Kim Zetter, who wrote a book, Countdown to Zero Day, about Stuxnet, said: "Modern computer-controlled hardware will always have someone trying to gain access to it and someone will always be trying to gather information on their enemy so it is important for these systems to be secure and always checked for vulnerabilities."

"Cyber is the new battlefield for intelligence and posture, that's clear everyone has enemies, I would go as far to say that your allies and friends would be considered fair game too. The military do a great job of suppressing knowledge of incidents," a cybersecurity expert told Sputnik. 

​He said: "If they expose anything to the public internet, it would become a target just like everything else online, your IoT [Internet of Things] toaster, your website.

"If vulnerabilities exist they will be found and exploited — whether that be a crypto locker attack or more likely exfiltration of military data.
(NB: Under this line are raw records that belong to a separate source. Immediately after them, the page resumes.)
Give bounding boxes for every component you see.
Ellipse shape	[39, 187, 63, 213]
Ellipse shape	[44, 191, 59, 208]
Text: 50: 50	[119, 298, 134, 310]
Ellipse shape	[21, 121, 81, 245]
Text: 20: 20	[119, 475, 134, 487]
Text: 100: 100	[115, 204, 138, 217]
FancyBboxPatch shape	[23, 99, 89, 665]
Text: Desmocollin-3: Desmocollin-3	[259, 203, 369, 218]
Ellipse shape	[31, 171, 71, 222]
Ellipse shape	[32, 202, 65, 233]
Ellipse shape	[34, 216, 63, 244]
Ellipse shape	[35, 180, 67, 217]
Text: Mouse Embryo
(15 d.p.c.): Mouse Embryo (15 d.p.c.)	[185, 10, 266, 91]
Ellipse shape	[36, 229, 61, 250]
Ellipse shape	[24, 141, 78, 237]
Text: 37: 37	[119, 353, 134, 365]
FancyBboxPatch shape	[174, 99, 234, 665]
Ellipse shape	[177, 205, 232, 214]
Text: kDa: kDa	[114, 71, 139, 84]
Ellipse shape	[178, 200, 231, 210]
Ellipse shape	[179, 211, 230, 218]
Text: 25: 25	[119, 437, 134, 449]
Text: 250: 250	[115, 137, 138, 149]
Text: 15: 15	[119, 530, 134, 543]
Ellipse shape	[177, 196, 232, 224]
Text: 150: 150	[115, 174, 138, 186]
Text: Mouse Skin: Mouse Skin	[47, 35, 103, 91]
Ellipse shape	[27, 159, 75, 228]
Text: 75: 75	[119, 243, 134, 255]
Flaws can always be found, it might take longer depending on the technology, but security is always done in layers, and decisions are usually well informed at this level," they told Sputnik.

​Commander Mark Deller, who is in charge of the aircraft on HMS Queen Elizabeth, said this week: "The ship is well designed and there has been a very, very stringent procurement train that has ensured we are less susceptible to cyber than most.

"We are a very sanitised procurement train. I would say, compared to the NHS buying computers off the shelf, we are probably better than that. If you think more Nasa and less NHS you are probably in the right place," he said.